In this case, it ought to be apparent that WikiLeaks is no U.S. government operation: The outrage against it is too real, too ubiquitous and variously expressed, too characteristic of furtive pathocrats spotlighted in their secret machinations and willing to use any means — including the dissemination of disinformation such as that embodied by this article and others like it — to demean, discredit, defund and destroy the wielders of the light. WikiLeaks has mortified people in power by showing them as they really are, it has shown us the crimes hidden by the “fog of war,” and it has altered global perceptions of the ongoing combat in Iraq and Afghanistan. If it were a government operation, it would not have been permitted to do these things.
Against these facts, the author tries to justify his aspersions against the site by observing that its diplomatic cables have been released to “the world’s most ultra-establishment of news media”: “the New York Times ... the London [sic] Guardian and Der Spiegel.” While his criticism of the New York Times’ role in promoting the Iraq invasion in 2003 is sound, the fact remains that the paper is the US’ “newspaper of record” and as such confers a cachet of respectability on its contents, while the Guardian and Spiegel are both highly regarded in Europe and considered independent and somewhat left-leaning; if WikiLeaks wants its releases taken seriously and widely read, it could hardly have chosen better.
Even more tenuous is the attempt to suggest that Julian Assange is a US stooge on the grounds that, for example, he accepts the conventional conclusions about 9/11. The author conveniently forgets that only a relatively small minority has definitively rejected those conclusions; although many people are not wholly satisfied with them, they will not fully renounce or repudiate them because they understand that they lack an evidentiary basis for doing so. And that Assange also doesn’t buy the conspiracy theories regarding the Bilderberg Group shows him once again firmly aligned with majority opinion. It is, of course, quite possible that Assange is wrong, but this is hardly evidence of his acting as a double agent on behalf of elite entities bent on silencing free speech on the internet.
As the author admits, however, attempts to control the internet long antedated the appearance of WikiLeaks. The site’s revelations will doubtless spur more and stronger efforts, but this would be as a backlash against the leaks site, not as part of a plot that includes it.
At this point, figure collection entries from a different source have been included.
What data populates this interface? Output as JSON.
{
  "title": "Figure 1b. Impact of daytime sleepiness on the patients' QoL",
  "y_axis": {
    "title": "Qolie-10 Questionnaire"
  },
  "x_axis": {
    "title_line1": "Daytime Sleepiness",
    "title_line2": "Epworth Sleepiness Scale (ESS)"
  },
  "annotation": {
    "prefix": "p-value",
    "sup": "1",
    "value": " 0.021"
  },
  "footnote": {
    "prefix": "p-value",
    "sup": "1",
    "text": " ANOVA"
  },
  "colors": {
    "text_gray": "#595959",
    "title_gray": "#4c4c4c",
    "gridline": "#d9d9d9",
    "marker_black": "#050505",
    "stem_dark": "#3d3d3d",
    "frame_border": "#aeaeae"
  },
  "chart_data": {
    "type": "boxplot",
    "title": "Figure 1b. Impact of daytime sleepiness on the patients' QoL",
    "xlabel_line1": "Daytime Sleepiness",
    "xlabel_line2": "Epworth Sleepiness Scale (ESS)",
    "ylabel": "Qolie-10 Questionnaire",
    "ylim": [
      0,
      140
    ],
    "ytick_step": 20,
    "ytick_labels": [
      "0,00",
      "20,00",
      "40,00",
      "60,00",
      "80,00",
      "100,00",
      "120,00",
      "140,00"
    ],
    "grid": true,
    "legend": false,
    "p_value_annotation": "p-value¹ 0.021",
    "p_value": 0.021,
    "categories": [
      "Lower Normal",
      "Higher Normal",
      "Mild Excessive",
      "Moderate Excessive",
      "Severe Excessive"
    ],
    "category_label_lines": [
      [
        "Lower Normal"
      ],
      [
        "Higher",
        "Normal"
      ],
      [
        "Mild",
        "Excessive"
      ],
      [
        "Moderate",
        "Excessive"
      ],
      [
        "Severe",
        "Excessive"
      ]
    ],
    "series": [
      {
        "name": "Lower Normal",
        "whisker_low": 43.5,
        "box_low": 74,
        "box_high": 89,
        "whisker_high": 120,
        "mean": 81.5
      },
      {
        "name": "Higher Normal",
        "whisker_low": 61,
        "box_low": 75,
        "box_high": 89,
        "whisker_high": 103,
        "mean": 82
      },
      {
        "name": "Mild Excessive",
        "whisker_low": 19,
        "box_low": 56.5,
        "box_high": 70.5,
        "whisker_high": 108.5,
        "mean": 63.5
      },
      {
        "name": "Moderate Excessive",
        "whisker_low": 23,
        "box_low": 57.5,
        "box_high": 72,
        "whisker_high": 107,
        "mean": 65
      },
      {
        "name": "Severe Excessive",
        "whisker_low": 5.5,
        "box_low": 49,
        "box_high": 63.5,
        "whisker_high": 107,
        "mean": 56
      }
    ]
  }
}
Meanwhile, we have watched as governments thunder accusations of treason at Assange; Paypal, credit card companies, banks, Amazon.com and even WikiLeaks’ DNS company have all refused to work with the site; and alleged leaker Bradley Manning, who has been convicted of no crime, is expected to serve a 52-year sentence — so far almost entirely under psychologically torturous solitary confinement — on suspicion of passing on classified documents for public release. All of this seems unnecessary, assuming that the conclusions suggested by this article are valid.
Remember as you read this: If we who oppose the pathocratic elite are fragmented and mutually suspicious, as articles like this are intended to leave us, we cripple ourselves. And whose interest does that serve?